Per the Supported Queries Vignette:
Sometimes you may notice that the requested relationship fields do not appear in the query results. This is because the SOAP and REST APIs do not return any related object information if it does not exist on the record and there is no reliable way to extract and rebuild the empty columns based on the query string.
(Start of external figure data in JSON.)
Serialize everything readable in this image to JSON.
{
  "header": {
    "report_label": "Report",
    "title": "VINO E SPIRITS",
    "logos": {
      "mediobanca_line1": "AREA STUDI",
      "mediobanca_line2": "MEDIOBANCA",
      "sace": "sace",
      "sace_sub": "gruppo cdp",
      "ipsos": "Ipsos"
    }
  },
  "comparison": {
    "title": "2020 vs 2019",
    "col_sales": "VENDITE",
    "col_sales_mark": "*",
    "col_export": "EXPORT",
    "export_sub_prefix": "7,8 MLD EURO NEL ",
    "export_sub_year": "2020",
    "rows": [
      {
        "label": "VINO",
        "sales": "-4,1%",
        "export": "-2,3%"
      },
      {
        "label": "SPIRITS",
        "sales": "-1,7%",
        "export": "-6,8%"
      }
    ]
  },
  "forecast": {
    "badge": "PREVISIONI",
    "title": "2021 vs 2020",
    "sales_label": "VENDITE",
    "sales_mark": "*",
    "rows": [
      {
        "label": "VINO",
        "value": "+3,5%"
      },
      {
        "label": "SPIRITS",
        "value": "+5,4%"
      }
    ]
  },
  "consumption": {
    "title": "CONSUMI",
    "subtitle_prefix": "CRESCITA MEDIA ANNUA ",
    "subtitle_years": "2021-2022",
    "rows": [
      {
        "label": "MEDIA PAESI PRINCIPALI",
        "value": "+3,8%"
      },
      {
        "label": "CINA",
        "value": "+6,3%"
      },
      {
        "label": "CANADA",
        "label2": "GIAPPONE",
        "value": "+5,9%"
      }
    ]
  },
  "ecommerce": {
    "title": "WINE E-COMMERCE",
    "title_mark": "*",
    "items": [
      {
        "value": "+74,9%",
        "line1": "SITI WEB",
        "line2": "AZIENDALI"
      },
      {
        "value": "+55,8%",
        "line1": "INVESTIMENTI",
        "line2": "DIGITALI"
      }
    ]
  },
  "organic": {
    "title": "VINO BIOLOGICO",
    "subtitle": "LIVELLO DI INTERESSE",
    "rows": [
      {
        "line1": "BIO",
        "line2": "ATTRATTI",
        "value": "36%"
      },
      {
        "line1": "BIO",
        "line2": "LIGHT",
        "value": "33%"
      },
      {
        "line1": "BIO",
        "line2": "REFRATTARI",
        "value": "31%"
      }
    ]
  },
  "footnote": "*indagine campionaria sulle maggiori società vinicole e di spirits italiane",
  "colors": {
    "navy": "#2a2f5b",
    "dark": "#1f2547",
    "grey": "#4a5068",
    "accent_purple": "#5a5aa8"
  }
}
@carlganz I think this can be done with fields on the object. I'd love your feedback on what you might prefer to have returned in a couple more complex scenarios. For example, if a relationship query returns some Contact records with a related Account and some without, then you won't see Account.Name
in the JSON or XML for some records. They contain just a NULL value for the Account
field. (see the raw JSON and XML below).
SOQL: SELECT Id, FirstName, Account.Name FROM Contact
JSON
{
"attributes": {
"type": "Contact",
"url": "/services/data/v48.0/sobjects/Contact/0033s000013ZGRUAA4"
},
"Id": "0033s000013ZGRUAA4",
"FirstName": "Test",
"Account": null
}
XML
<records xsi:type="sf:sObject">
<sf:type>Contact</sf:type>
<sf:Id>0033s000013ZGRUAA4</sf:Id>
<sf:Id>0033s000013ZGRUAA4</sf:Id>
<sf:FirstName>Test</sf:FirstName>
<sf:Account xsi:nil="true"/>
</records>
In cases where all of the Contact records have a null
Account value (no related Account). The parsed result would look like below. I can't return an Account.Name
column unless I parsed the SOQL, which I'm not sure is really a reliable solution.
#> # A tibble: 3 x 3
#> Id Account FirstName
#> <chr> <chr> <chr>
#> 1 0033s000013ZPWmAAO NA Bob
#> 2 0033s000013ZP78AAG NA Jill
#> 3 0033s000013ZBSzAAO NA Sam
In the more common case, some of the Contact records do not have a null
Account value, then I can pull the Account.Name
name field. The only problem is you'll see an extra column called Account
from the records that didn't have an Account and I'm hesitant to remove because there isn't a great way to determine if that is an object reference that's empty or a field. If could remove columns because they contain all NA
values, then that seems like that would defeat the purpose of the change.
#> # A tibble: 3 x 4
#> Id Account FirstName Account.Name
#> <chr> <chr> <chr> <chr>
#> 1 0033s000013ZPWmAAO NA Bob NA
#> 2 0033s000013ZP78AAG NA Jill NA
#> 3 0033s000013ZBSzAAO NA Sam Be$t Account
Ah I see this more complicated than I imagined. For some reason I thought Salesforce API always returned explicit NULL for related fields but as you point out it just gives NULL for the related object. Parsing the SOQL is definitely outside scope so I suspect there isn't a proper solution so feel free to close issue.
@carlganz Thanks for the feedback and looking through the details there. I've grappled with the JSON/XML returned by queries but also the other operations and sometimes I just scratch my head at what the developers were thinking with some of the APIs...
I'll keep this open as a reminder to revisit if there ever is a good solution. Dropping the columns has always bothered me, but the workaround I recommend is just checking that the columns exist before further processing query recordsets in your scripts. If it doesn't exist then create and set to NA
.